何かを入力してスペースバーを押すとこのように変換候補の一覧が表示されますが、ドキュメント上の表示はひらがなのままです。
スペースバーを押して次の候補を選択すると変換候補上をカーソルが移動していきます。正しい候補に辿り着くまで、移動するカーソルの位置を目で追っていく必要があります。ストレスフルです。
iOS Japanese input candidates
(iPad mini 2で再現)

それから、日本語入力モードではShiftキーが機能しません。
たとえば日本語の文中に大文字で始まる半角のアルファベットを入れたい場合、MacやWindowsならShiftキーを押して入力すればできますが、iPadシリーズではこの手が使えません。
いったん英語入力モードに切り替えて入力する必要があります。人名、書名、機種名や型番、半角アルファベットを入力する機会は非常に多いので、この仕様は超不便です。

iOS Japanese input capitalization issue
(iPad mini 2で再現)

入力モードの切り替えはキーボード左下隅にある地球マークのキーで行います。
iPad Pro keyboard earth key
これを押すと、有効になっている入力モードが順番に切り替わってループします。
デフォルトでは「日本語かな」「日本語ローマ字」「English(US)」「絵文字」のループです。
設定画面で不要なものを削除することはできますが、ここで削除するとソフトウェアキーボードとしても表示されなくなるので悩ましいです。

iOS Japanese input mode shift
(iPad mini 2で再現)iPad Proでは選択肢に絵文字もありました

(2016年4月2日 追記)
9.7インチ版のiPad Proが発売されました。
店頭で短時間触れる機会があったので試しましたが、上記の動作は変わっていないようです。無念です。


その他の感想

キーのストロークはそれなりにあって、特にタイプしにくいということはありません。

キーボード部分は前後方向に寸詰まりの形状で手のひらを置く場所がないので、パームレストのあるキーボードに慣れていると最初は違和感があるかもしれません。

Commandキーがあるので、iOSデバイスとしてはコピー(Command + C)とペースト(Command + V)が劇的に楽です。Shiftキーとカーソルキーで範囲選択してコピーしてペーストできます。
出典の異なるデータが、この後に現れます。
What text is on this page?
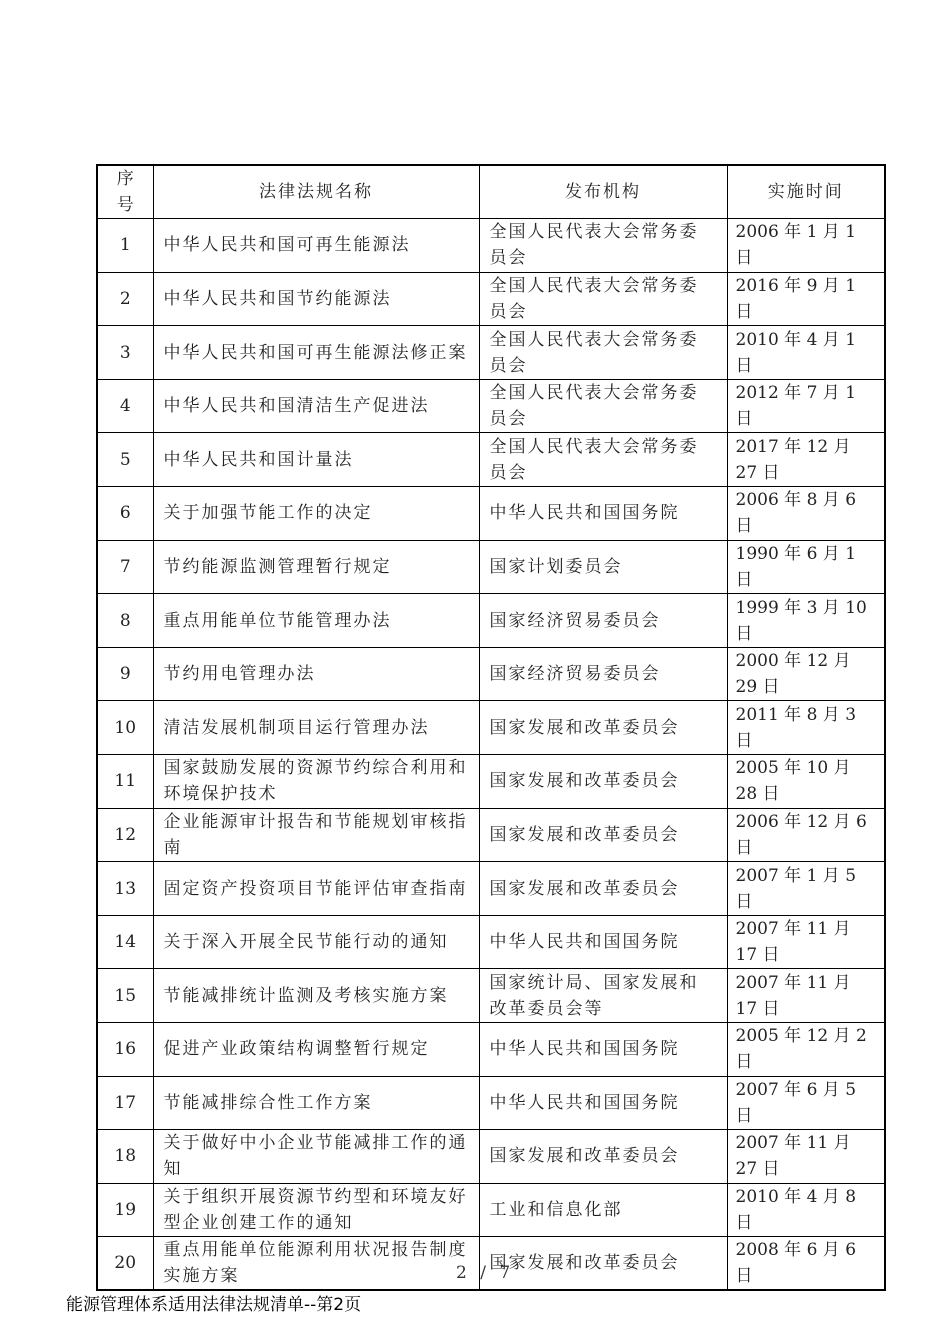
序号	法律法规名称	发布机构	实施时间
1	中华人民共和国可再生能源法	全国人民代表大会常务委员会	2006 年 1 月 1 日
2	中华人民共和国节约能源法	全国人民代表大会常务委员会	2016 年 9 月 1 日
3	中华人民共和国可再生能源法修正案	全国人民代表大会常务委员会	2010 年 4 月 1 日
4	中华人民共和国清洁生产促进法	全国人民代表大会常务委员会	2012 年 7 月 1 日
5	中华人民共和国计量法	全国人民代表大会常务委员会	2017 年 12 月 27 日
6	关于加强节能工作的决定	中华人民共和国国务院	2006 年 8 月 6 日
7	节约能源监测管理暂行规定	国家计划委员会	1990 年 6 月 1 日
8	重点用能单位节能管理办法	国家经济贸易委员会	1999 年 3 月 10 日
9	节约用电管理办法	国家经济贸易委员会	2000 年 12 月 29 日
10	清洁发展机制项目运行管理办法	国家发展和改革委员会	2011 年 8 月 3 日
11	国家鼓励发展的资源节约综合利用和环境保护技术	国家发展和改革委员会	2005 年 10 月 28 日
12	企业能源审计报告和节能规划审核指南	国家发展和改革委员会	2006 年 12 月 6 日
13	固定资产投资项目节能评估审查指南	国家发展和改革委员会	2007 年 1 月 5 日
14	关于深入开展全民节能行动的通知	中华人民共和国国务院	2007 年 11 月 17 日
15	节能减排统计监测及考核实施方案	国家统计局、国家发展和改革委员会等	2007 年 11 月 17 日
16	促进产业政策结构调整暂行规定	中华人民共和国国务院	2005 年 12 月 2 日
17	节能减排综合性工作方案	中华人民共和国国务院	2007 年 6 月 5 日
18	关于做好中小企业节能减排工作的通知	国家发展和改革委员会	2007 年 11 月 27 日
19	关于组织开展资源节约型和环境友好型企业创建工作的通知	工业和信息化部	2010 年 4 月 8 日
20	重点用能单位能源利用状况报告制度实施方案	国家发展和改革委员会	2008 年 6 月 6 日
2 / 7
能源管理体系适用法律法规清单--第2页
Smart Keyboardは閉じるとiPad Proの液晶面側のカバーの役割を果たしますが、閉じた状態ではキーがある部分は折りたたまれて二重になるため、他の部分より厚くなるので注意が必要です。
こちらの記事中にあるGIF画像がわかりやすいと思います。

THE VERGE 「The iPad Pro has an optional Smart Keyboard cover for $169」
http://www.theverge.com/2015/9/9/9281237/new-apple-ipad-pro-keyboard-announced-specs-price-release-date

今回試した環境では、「Control + F」(カーソル右)、「Control + B」(カーソル左)、「Control + H」(1文字削除)、「Control + M」(改行)といったControlキーのコマンドが使えませんでした。
手元のiPad mini 2とBluetoothキーボードの組み合わせではできている操作です。
これがiPad ProまたはSmart Keyboard固有の現象なのか、他の何かの設定の影響なのかは、確認できませんでした。

iPad Proでとうとう純正のキーボードカバーが登場するということで日本語入力環境が改善されるかととても期待していましたが、残念ながら本質的な問題には手付かずのままになってしまいました。

iPad Proは大画面に期待して買うものであって、Smart Keyboardによる日本語入力に期待して買うものではないと思います。約9万5,000円のタブレットとして価値があると思えば買いですし、そうでなければ見送りです。

これ一台でラップトップを置き換えられるかといえば、自分なら絶対に無理です。ラップトップ的用途を考えられている場合は実機に触れてから決めるのが良いと思います。